Design isn’t just about making things pretty. It’s about growing the bottom line by building relationships and providing value to the customer.

We believe design should get business done. It’s easy for those of us focused on design to get excited about style and taste, but it’s dangerous to confuse those with the actual service that design ought to offer. If it’s not serving a customer, growing the bottom line, and providing value for investment—then it’s not working. We’re fond of the idea that design is a hypothesis with provable or disprovable results. Those results should prove value to the customer—value to the business.

Can you feel the business magic? There are sparks when a customer becomes willing to exchange time or money for you to solve a need. Design is the path of that transaction. When done well, design can turn that value-exchange from transaction into relationship. Relationship is human, it’s a living handshake and it can be the foundation for a wildly successful company.

Design must listen to business before it creates. What’s working, what’s not? What’s keeping some customers crazy loyal while others churn and burn? Are the leadership team, and your on-the-ground employees congruent in an understanding of the customer? Does the customer agree with that understanding? These questions don’t lead to answers, they lead to business designed.

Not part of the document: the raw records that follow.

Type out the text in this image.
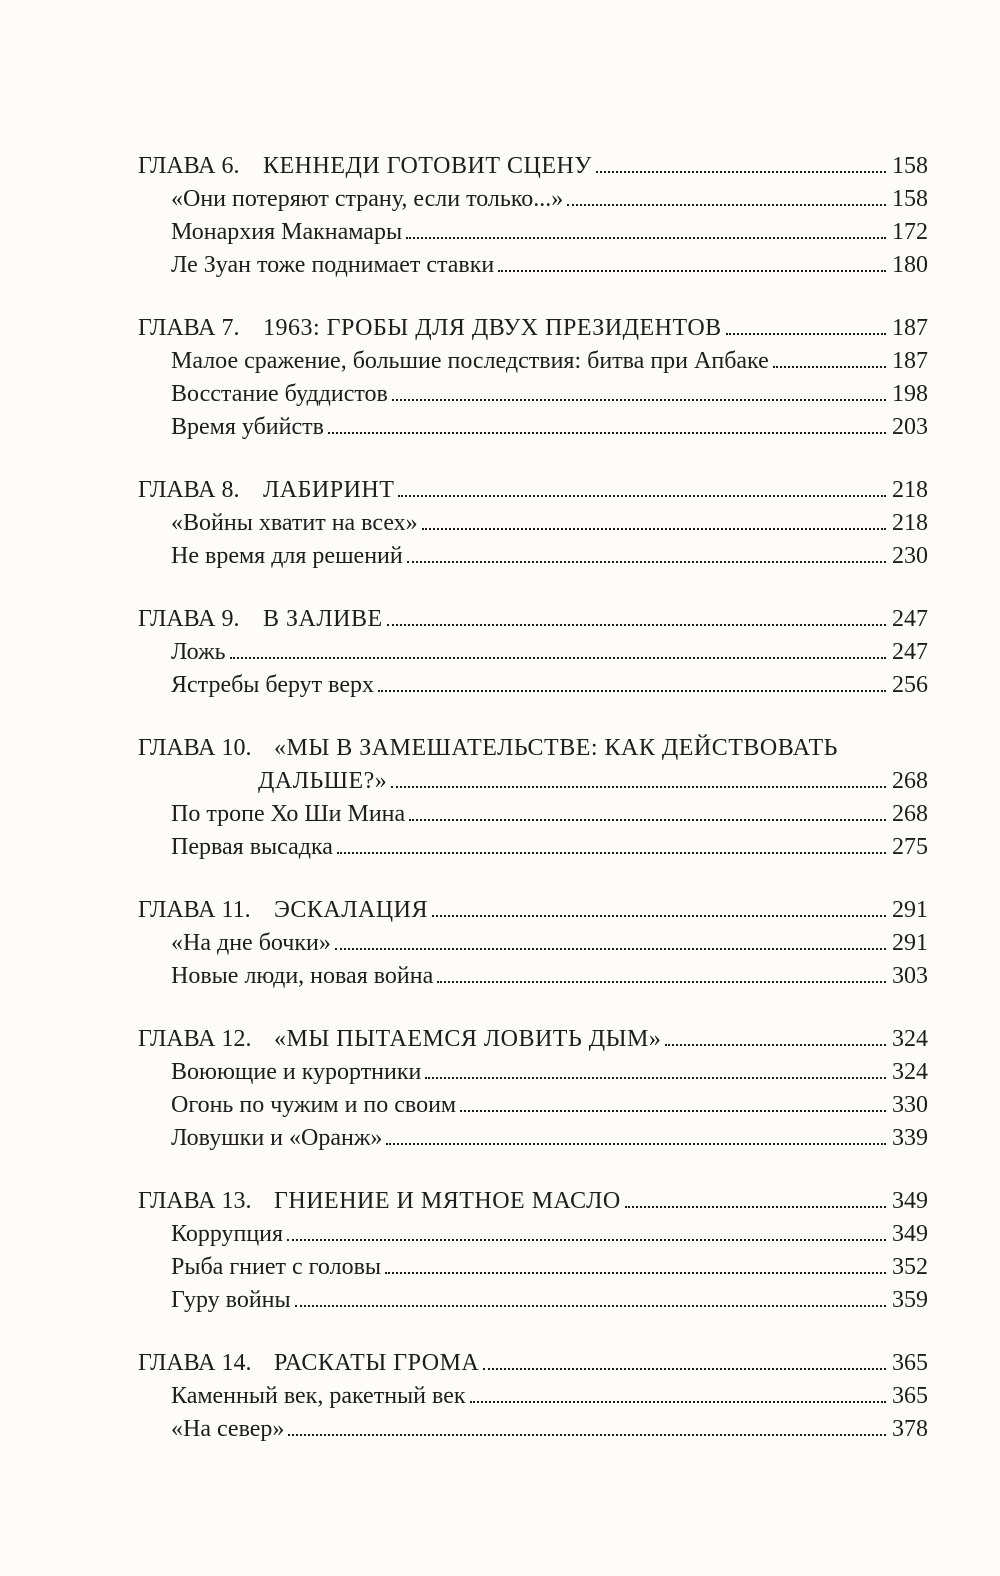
ГЛАВА 6. КЕННЕДИ ГОТОВИТ СЦЕНУ	158
«Они потеряют страну, если только...»	158
Монархия Макнамары	172
Ле Зуан тоже поднимает ставки	180
ГЛАВА 7. 1963: ГРОБЫ ДЛЯ ДВУХ ПРЕЗИДЕНТОВ	187
Малое сражение, большие последствия: битва при Апбаке	187
Восстание буддистов	198
Время убийств	203
ГЛАВА 8. ЛАБИРИНТ	218
«Войны хватит на всех»	218
Не время для решений	230
ГЛАВА 9. В ЗАЛИВЕ	247
Ложь	247
Ястребы берут верх	256
ГЛАВА 10. «МЫ В ЗАМЕШАТЕЛЬСТВЕ: КАК ДЕЙСТВОВАТЬ
ДАЛЬШЕ?»	268
По тропе Хо Ши Мина	268
Первая высадка	275
ГЛАВА 11. ЭСКАЛАЦИЯ	291
«На дне бочки»	291
Новые люди, новая война	303
ГЛАВА 12. «МЫ ПЫТАЕМСЯ ЛОВИТЬ ДЫМ»	324
Воюющие и курортники	324
Огонь по чужим и по своим	330
Ловушки и «Оранж»	339
ГЛАВА 13. ГНИЕНИЕ И МЯТНОЕ МАСЛО	349
Коррупция	349
Рыба гниет с головы	352
Гуру войны	359
ГЛАВА 14. РАСКАТЫ ГРОМА	365
Каменный век, ракетный век	365
«На север»	378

Design is a continuum. It knows when to be scrappy and when to be refined. It knows when to be sketch and when to prototype. It knows when to sell and when to produce. There’s a time to stand on the shoulders of market-proven patterns and a time to invent a better wheel. Design should know how to solve problems within a huge range of budget, scope, and timeline. Design is nimble, achieving a quality experience across a wide degree of opportunities.